‘It is not easy to be patterns and examples and walk cheerfully during this pandemic.’

Thought for the week: David Brown gets in deep water

‘We are invited to be practical mystics: to offer light and love and hope and good cheer.’ | Photo: nito100 / iStock.com.

I saw also that there was an ocean of darkness and death, but an infinite ocean of light and love, which flowed over the ocean of darkness. And in that also I saw the infinite love of God.’ (George Fox, 1647)

‘Swim in the ocean of light and love’ rather than ‘drown in the ocean of darkness’ was a challenge offered to us in ministry recently. Let us imagine swimming in that ocean of light and love. How does it feel? It gives us a sense of serenity, peace, healing and strength. What can this lead to in our lives?
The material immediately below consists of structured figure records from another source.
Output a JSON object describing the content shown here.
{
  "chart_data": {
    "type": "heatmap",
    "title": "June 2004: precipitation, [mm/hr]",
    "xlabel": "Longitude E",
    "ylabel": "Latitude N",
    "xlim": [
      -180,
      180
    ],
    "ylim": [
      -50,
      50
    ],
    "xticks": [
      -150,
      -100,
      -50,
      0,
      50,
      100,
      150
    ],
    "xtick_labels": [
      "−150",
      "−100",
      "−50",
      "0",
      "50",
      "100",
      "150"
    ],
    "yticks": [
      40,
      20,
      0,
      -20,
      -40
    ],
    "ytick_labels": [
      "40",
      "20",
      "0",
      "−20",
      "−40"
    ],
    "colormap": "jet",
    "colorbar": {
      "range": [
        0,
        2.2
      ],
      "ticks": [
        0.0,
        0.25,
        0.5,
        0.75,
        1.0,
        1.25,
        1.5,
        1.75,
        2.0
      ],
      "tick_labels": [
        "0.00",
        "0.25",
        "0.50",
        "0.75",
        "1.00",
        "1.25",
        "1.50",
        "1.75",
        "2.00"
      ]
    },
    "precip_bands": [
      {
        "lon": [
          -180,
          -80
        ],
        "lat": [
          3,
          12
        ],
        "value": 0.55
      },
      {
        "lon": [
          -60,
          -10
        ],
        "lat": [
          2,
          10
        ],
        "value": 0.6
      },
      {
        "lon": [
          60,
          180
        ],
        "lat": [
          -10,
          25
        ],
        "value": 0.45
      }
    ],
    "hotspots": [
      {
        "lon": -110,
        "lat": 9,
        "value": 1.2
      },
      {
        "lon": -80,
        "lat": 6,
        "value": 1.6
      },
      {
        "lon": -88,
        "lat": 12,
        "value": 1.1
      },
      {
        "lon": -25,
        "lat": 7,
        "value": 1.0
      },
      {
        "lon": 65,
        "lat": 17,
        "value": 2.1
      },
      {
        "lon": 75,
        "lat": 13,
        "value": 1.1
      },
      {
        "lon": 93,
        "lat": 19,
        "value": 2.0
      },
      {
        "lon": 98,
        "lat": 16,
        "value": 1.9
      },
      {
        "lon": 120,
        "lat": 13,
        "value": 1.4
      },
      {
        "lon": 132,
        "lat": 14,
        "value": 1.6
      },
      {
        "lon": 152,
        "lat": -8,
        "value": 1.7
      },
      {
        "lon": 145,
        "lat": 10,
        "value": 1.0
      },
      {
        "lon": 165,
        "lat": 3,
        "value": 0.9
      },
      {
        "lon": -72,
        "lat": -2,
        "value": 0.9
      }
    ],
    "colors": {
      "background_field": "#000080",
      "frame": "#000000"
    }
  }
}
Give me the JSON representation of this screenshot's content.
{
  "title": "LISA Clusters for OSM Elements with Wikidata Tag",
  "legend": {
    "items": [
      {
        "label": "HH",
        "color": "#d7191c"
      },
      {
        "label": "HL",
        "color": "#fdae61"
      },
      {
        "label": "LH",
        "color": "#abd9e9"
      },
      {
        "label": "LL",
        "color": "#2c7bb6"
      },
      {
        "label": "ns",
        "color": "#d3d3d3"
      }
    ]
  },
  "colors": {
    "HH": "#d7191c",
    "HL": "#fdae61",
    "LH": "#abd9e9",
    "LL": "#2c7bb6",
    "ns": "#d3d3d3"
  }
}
Fox also said that ‘living in the truth ye live in the love and unity… in the light walk, and ye will shine’. But what does it mean for us to shine?

I once wrote a poem to try to answer this: ‘We need to bathe in these waters of peace, to heal our pain and our fear / To open like flowers in the light of the sun, to allow our true selves to appear / Love requires us to show our light, to help the frightened and weak / To use our gifts to heal the world and let our lives truly speak.’

I tried to connect to another famous message from George Fox, this time from 1656: ‘Be patterns, be examples in all countries, places, islands, nations, wherever you come, that your carriage and life may preach among all sorts of people, and to them; then you will come to walk cheerfully over the world, answering that of God in every one.’

As Quakers we are invited to be practical mystics: to offer light and love, and hope and good cheer, to the world wherever we may be, and whoever we may be with, especially in these dark times. But it is not easy to be patterns and examples and walk cheerfully during this pandemic. What can we do to deal with feelings of depression or powerlessness?

Many of us are finding that we need to do more spiritual practice than before, to keep positive and creative and helpful. The extra time that some of us have offers great opportunities for spiritual practice. Perhaps we can all discover, as our Friend Elfrida Vipont Foulds did in 1983, that with practice and discipline we can find ‘the place of inward retirement’ wherever we are and whatever we are doing… ‘a place which is there all the time and always available’ (adapted from Quaker faith & practice 2.21). And, as Gordon Matthews wrote in 1987, almost prophetically for these times: ‘We need to be willing to be led into the dark as well as through green pastures and by still waters. We do not need to be afraid of the dark, because God is there. The future of this earth need not be in the hands of the world’s “leaders”. The world is in God’s hands if we are led by God. Let us be led by the Spirit. Let us walk with a smile into the dark.’ (Qf&p 29.01).